Gold gleams in the darkness. There is some bartering going on among Doran and his co-horts. There's no need for any of them to shout to be heard because they are talking in finger-signs that I don't understand. Doran could be selling me off to them for all I know. My heart is pounding so hard it feels like its trying to punch a hole in my chest. To calm myself, I throw back another bowl of the tepid, greenish brew and wipe the bitter foam from my lips.
The scream of a badly played whistle shrieks out above all the noise. Someone starts banging on a drum. A chanting sort of song breaks out in a howling chorus. The serving girl leaps and hops through the madness to bring us still more to drink. I toss mine back and wait for it to kick me again, as before. Why not? I am probably as good as dead right now.
It kicks me straight up into the air. Baine's sword is in my hand. I am dancing on the table. A circle of screaming drunkards forms at my feet. The drum has become my heart and the whistle my voice. I am the music. I whirl the sword over my head and let out the battle cry that is burning in my throat. Wings sprout from my arms and I fly around the room like a crazed bird trying to find the sky. I pick up a train of followers who chase me round and round until at last I find the door.
My feet leave the ground. I spin in the air. There's a splash and I'm drowning in an ocean of slime. I lift my head and throw up a flood of putrid mud before slipping back under the scummy muck. Something pokes me and I cringe. My own weapons are turning against me as I twist and turn to escape the mucous tides.

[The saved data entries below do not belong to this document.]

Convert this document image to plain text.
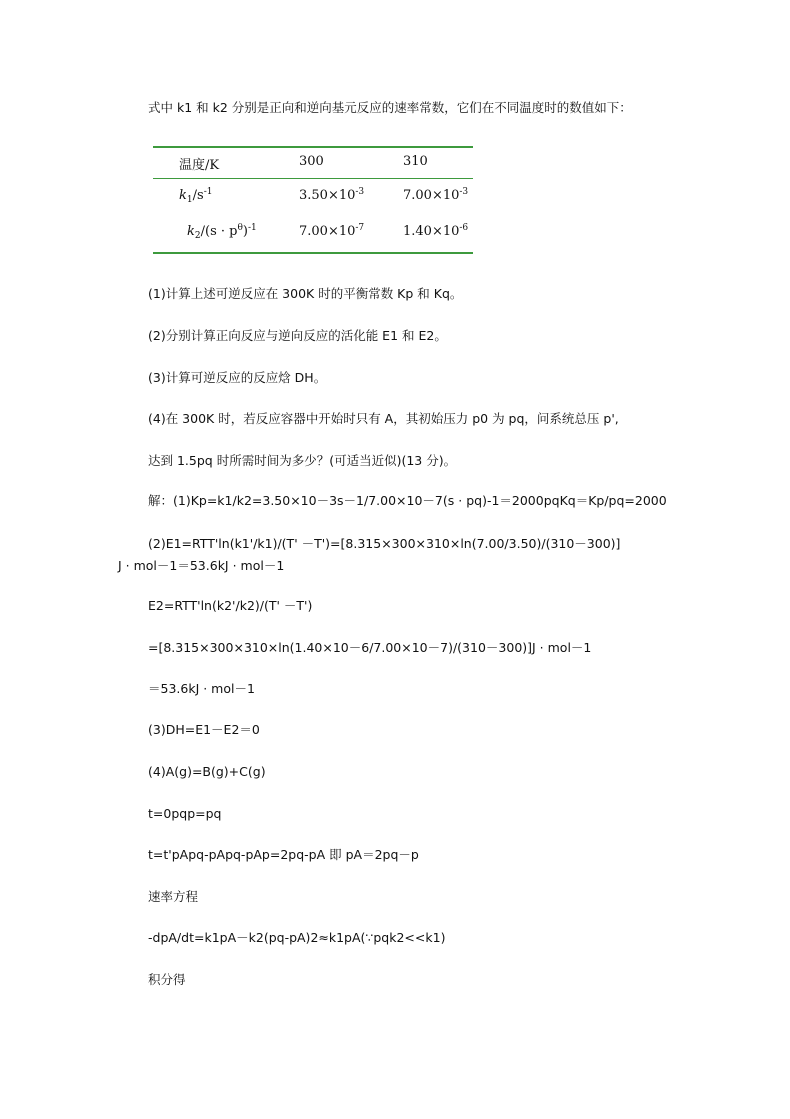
式中 k1 和 k2 分别是正向和逆向基元反应的速率常数，它们在不同温度时的数值如下：
温度/K	300	310
$k_1/s^{-1}$	$3.50\times 10^{-3}$	$7.00\times 10^{-3}$
$k_2/(s \cdot p^\theta)^{-1}$	$7.00\times 10^{-7}$	$1.40\times 10^{-6}$
(1)计算上述可逆反应在 300K 时的平衡常数 Kp 和 Kq。
(2)分别计算正向反应与逆向反应的活化能 E1 和 E2。
(3)计算可逆反应的反应焓 DH。
(4)在 300K 时，若反应容器中开始时只有 A，其初始压力 p0 为 pq，问系统总压 p',
达到 1.5pq 时所需时间为多少？(可适当近似)(13 分)。
解：(1)Kp=k1/k2=3.50×10－3s－1/7.00×10－7(s · pq)-1＝2000pqKq＝Kp/pq=2000
(2)E1=RTT'ln(k1'/k1)/(T' －T')=[8.315×300×310×ln(7.00/3.50)/(310－300)]
J · mol－1＝53.6kJ · mol－1
E2=RTT'ln(k2'/k2)/(T' －T')
=[8.315×300×310×ln(1.40×10－6/7.00×10－7)/(310－300)]J · mol－1
＝53.6kJ · mol－1
(3)DH=E1－E2＝0
(4)A(g)=B(g)+C(g)
t=0pqp=pq
t=t'pApq-pApq-pAp=2pq-pA 即 pA＝2pq－p
速率方程
-dpA/dt=k1pA－k2(pq-pA)2≈k1pA(∵pqk2<<k1)
积分得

After a long struggle I find my feet again and stand at the edge of the pond dripping putrid ooze. Through a layer of greenish brown goo I think I see Sean the archer sauntering away down the road. He must be going to Winter Mist. Where there's Winter Mist, I figure there's Baine. I stumble after him oblivious to the stares that cling to me as I go. What was in that bowl I drank? That is my first thought. My second thought is that Doran must die.